# Prove that any finite non-empty set X has the same number of subsets of even size as it has subsets of odd size?

I'm trying to prove that any finite non-empty set X has the same number of subsets of even size as it has subsets of odd size but finding it quite difficult to form a rigorous argument.

I have come up with an argument that is like this:

To create any subset of X we can go through each element of X and decide whether it is in the subset or it is not in the subset, hence for each element of X we will have that it is either in the subset or is not in the subset. For any even sized subset of X there must exist an odd subset (simply include or remove an element in X) and similarly for all odd sets there must be an even set. Thus the their are an equal number of odd/even subsets of X.

I fear this isn't a good argument and would like some advice.

Thanks.

• I think this has come up before. – Mike F Mar 26 '15 at 21:19

As given, the argument is not complete. Consider the following variation: "For any subset of $X$ with size divisible by $3$, there must exist a subset with size not divisible by $3$ (simply include or remove an element in X) and similarly for all sets with size not divisible by $3$ there exists a subset with size divisible by $3$ (again include or remove an element).

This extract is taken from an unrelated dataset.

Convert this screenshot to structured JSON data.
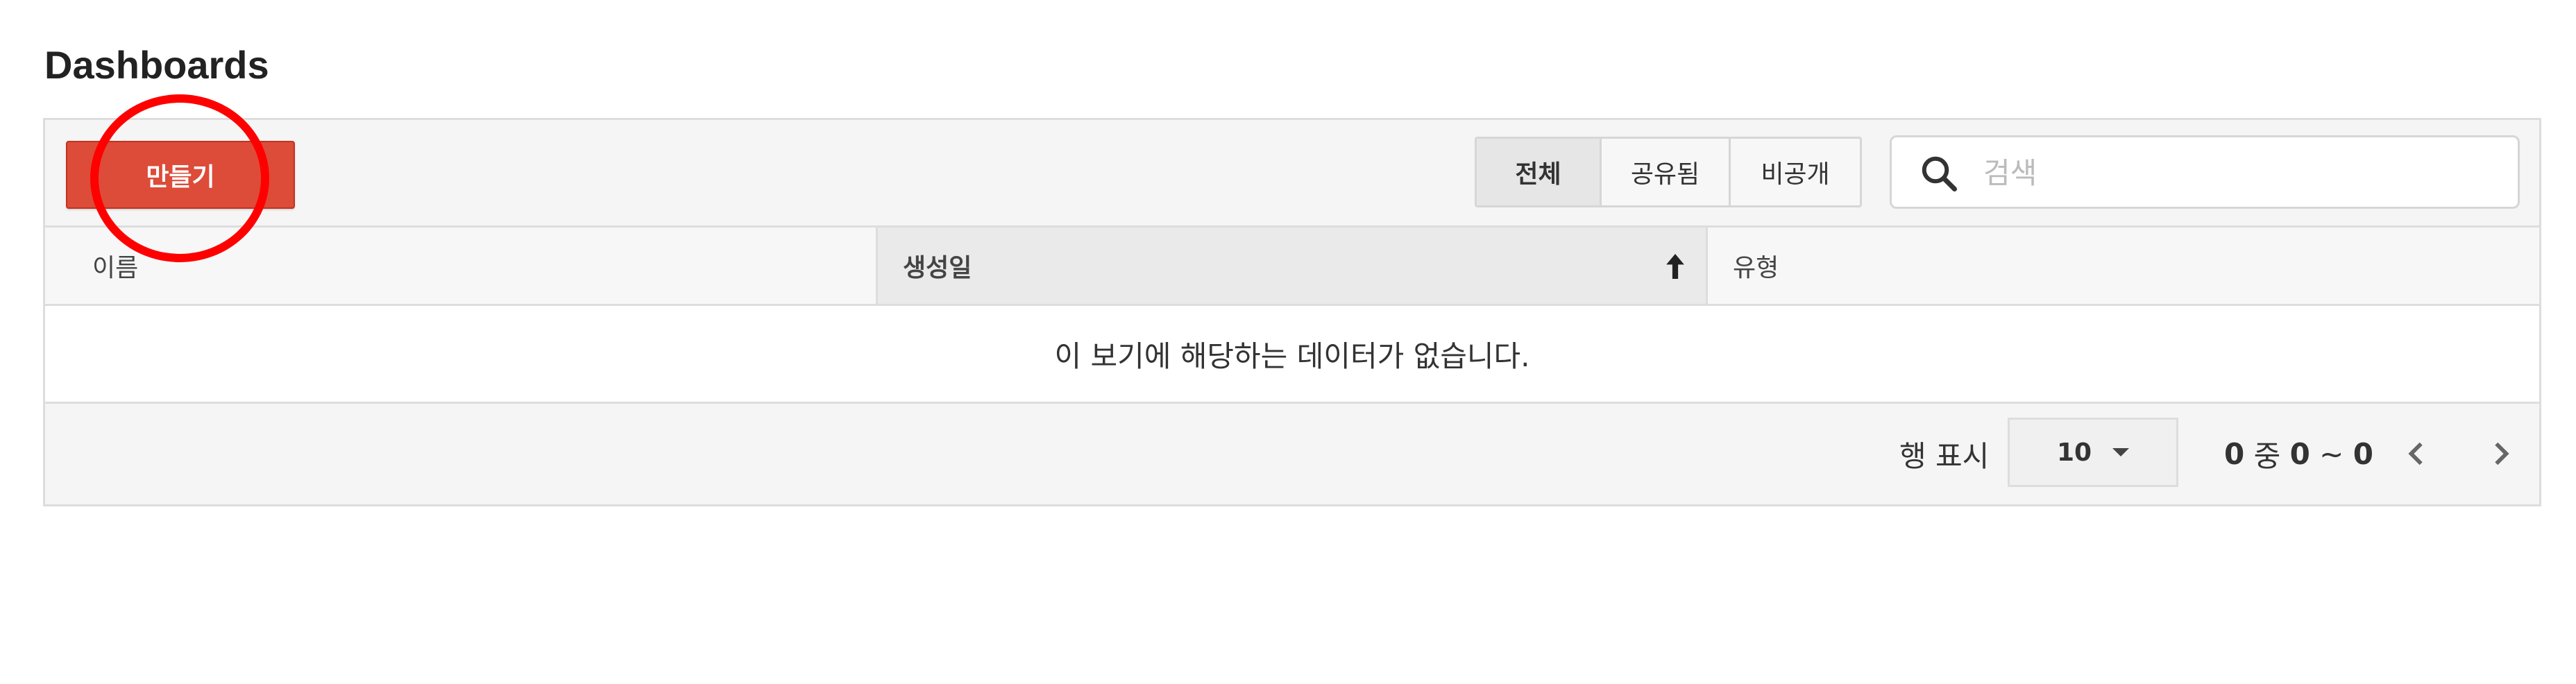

Thus their are an equal number of subsets of X that have size divisible by $3$ and size not divisible by $3$."
It seems to me that you are trying to prove the number of odd sets to be equal to the number of even sets by constructing a bijection between the two types of sets. This is to say that we make pairs $(A,B)$ of an even set $A$ and an odd set $B$ where each set occurs in exactly one pair. Then the number of odd sets equals the number of pairs equals the number of even sets. To construct the pairs, one can for instance make all pairs $(A,B)$ where $A$ and $B$ only differ by a fixed element $x$. That is, if $x \in A$ then $B = A \backslash x$ and if $x \not\in A$ then $B = A \backslash x$.
Consider a fixed element $a$. Some subsets contain $a$...
Let's denote (wich is allowed because $X$ is finite): $$X = \{ a_{1},a_{2},...,a_{n}\}$$ Consiser the function $$f:P(X) \rightarrow \{0,1 \}^{\#X}: A \rightarrow (r_{1} ,r_{2}...,r_{n})$$ Where each $r_{i}$ is $1$ if $a_{i}$ is contained in $A$ and $0$ if not. $f$ is a bijection. So we can make the conclusion: $$\#P(X)={2}^{\#X}$$ Because we can make $\#P(X)={2}^{\#X}$ combinations of chosing $\#X$ zeros and ones.